Originally Posted by garbonz
A normally operating RV (or other) furnace works FINE in Colorado, although an orifice check may help, they don't routinely do a high altitude change, as far as I have been able to tell. What is disconcerting to me is the OP's quote "constantly backfire when running" which indicated it is not just upon ignition. I have seen and experienced water heaters doing that, but not furnaces.
A reputable propane dealer in Ft. Morgan should be able to troubleshoot your issue and if you have been getting a 100lb tank dropped offf, they may be able to do that at no or reduced charge in return for the business. If they think it needs a new orifice, then they may even be able to do that themselves.
Propane is in routine use out here in the mountain west and frankly a RV furnace does not flow that much propane for it to be a problem for a 100lb tank. SOmething else is probably going on.
Your right but you need to start some where and I would with the propane company and let them make sure no moisture is in the tanks. here is a little check list for the OP
D. Burner Ignites But Shuts Off:
1. Check to be certain that flame sensor is over slots in the main burner and that the
main burner flame is burning against the tip of the flame sensor - adjust by bending
the sensor probe. NOTE: Sensor probe should be in the inner blue cone of the
burner flame, approximately 1/4" to 5/16" above the burner.
2. If the burner still goes off and into lockout, check the wire connections at the flame
sensor and the module board.
3. If wire connections are okay, check for continuity through the flame sensor wire.

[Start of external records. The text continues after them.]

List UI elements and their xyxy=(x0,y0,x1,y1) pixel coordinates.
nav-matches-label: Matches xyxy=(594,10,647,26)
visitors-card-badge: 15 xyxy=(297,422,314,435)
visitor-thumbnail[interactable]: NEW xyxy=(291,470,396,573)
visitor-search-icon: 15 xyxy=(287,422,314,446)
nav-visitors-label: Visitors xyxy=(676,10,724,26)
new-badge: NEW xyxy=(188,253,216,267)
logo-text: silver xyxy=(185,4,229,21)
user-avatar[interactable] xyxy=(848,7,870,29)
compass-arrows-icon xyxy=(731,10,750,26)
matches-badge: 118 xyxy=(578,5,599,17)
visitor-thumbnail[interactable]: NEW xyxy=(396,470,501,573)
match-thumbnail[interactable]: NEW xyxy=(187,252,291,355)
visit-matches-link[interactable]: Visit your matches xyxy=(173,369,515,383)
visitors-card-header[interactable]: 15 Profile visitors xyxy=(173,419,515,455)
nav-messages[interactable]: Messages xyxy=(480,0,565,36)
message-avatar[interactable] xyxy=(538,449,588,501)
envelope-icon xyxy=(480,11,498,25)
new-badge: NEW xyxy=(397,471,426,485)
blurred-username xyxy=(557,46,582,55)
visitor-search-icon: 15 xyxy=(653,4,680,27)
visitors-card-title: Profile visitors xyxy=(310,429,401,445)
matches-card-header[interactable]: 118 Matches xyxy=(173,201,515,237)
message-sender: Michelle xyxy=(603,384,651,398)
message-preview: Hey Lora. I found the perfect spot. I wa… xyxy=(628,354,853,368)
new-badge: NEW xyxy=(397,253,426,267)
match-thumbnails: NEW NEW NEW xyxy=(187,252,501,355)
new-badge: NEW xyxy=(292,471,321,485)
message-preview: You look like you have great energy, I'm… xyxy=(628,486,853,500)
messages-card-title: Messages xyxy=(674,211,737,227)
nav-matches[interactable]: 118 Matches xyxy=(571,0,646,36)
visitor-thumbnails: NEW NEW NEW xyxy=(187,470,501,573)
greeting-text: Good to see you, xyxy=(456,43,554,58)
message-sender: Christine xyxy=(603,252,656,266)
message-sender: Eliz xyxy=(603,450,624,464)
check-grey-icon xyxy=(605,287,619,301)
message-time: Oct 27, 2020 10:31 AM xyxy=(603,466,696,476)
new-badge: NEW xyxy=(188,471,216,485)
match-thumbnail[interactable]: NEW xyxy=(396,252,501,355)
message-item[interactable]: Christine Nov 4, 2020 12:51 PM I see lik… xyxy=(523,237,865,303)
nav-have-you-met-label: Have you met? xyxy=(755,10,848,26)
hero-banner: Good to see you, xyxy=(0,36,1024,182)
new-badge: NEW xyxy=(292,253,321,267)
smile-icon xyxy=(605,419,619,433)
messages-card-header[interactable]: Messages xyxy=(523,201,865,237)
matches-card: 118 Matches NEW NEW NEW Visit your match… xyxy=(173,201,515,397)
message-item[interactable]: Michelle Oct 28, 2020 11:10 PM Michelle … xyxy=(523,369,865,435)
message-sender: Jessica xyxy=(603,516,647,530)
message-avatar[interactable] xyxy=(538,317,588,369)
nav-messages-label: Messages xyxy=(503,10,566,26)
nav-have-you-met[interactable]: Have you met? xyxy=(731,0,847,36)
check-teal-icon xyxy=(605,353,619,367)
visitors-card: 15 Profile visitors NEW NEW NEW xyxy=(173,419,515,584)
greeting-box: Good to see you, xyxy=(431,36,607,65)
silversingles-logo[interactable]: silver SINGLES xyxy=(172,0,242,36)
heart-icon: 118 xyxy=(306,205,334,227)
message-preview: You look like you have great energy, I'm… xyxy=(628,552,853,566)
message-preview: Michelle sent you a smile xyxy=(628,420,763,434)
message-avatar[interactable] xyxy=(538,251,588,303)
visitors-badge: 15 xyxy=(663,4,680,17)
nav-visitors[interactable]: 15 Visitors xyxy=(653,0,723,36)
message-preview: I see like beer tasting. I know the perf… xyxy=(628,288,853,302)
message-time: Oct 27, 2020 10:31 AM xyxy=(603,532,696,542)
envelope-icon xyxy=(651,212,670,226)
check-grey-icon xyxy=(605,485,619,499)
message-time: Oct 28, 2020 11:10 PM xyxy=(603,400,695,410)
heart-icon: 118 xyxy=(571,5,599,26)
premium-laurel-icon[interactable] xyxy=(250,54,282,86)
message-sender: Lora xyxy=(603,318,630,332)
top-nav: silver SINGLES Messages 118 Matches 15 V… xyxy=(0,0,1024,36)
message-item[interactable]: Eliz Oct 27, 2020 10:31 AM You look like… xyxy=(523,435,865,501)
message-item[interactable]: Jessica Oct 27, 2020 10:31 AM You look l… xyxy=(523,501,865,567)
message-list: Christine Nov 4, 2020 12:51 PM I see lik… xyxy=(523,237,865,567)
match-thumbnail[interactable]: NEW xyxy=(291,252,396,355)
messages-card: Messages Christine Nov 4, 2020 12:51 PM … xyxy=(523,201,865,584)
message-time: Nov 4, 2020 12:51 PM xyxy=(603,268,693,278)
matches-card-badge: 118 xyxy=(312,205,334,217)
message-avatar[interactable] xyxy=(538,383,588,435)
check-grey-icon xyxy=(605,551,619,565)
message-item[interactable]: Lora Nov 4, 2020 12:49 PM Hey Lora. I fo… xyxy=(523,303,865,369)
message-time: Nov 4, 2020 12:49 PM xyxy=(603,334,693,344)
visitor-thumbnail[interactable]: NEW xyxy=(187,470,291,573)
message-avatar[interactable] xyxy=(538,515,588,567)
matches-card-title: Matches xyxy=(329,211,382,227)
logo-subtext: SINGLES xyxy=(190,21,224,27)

4. If the continuity of the flame sensor wire is okay, check with microamp meter in
series with the flame sensor and flame sensor wire to be certain the flame sensor is
generating at least seven microamps within seven seconds after the burner is ignited.
Connect the meter as follows: (+) to sensor wire, (-) to sensor probe. Adjust the
position of the sensor probe, check air adjustment and check for carbon deposits on
the sensor probe if the reading is less than seven microamps.
5. When the flame sensor circuit is generating at least seven microamps, but the burner
still goes off and into lockout, replace the module board.
He might not be locking out but that 1 sec can cause the OP problem to. IMO this is past the average TT owner. It's very dangerous. The propane Company should be able to figure this out for him. Haven't heard back so maybe they have it resolved. It would be nice to let people know and check in. They might have just pick up a bad batch of propane with some moisture in it.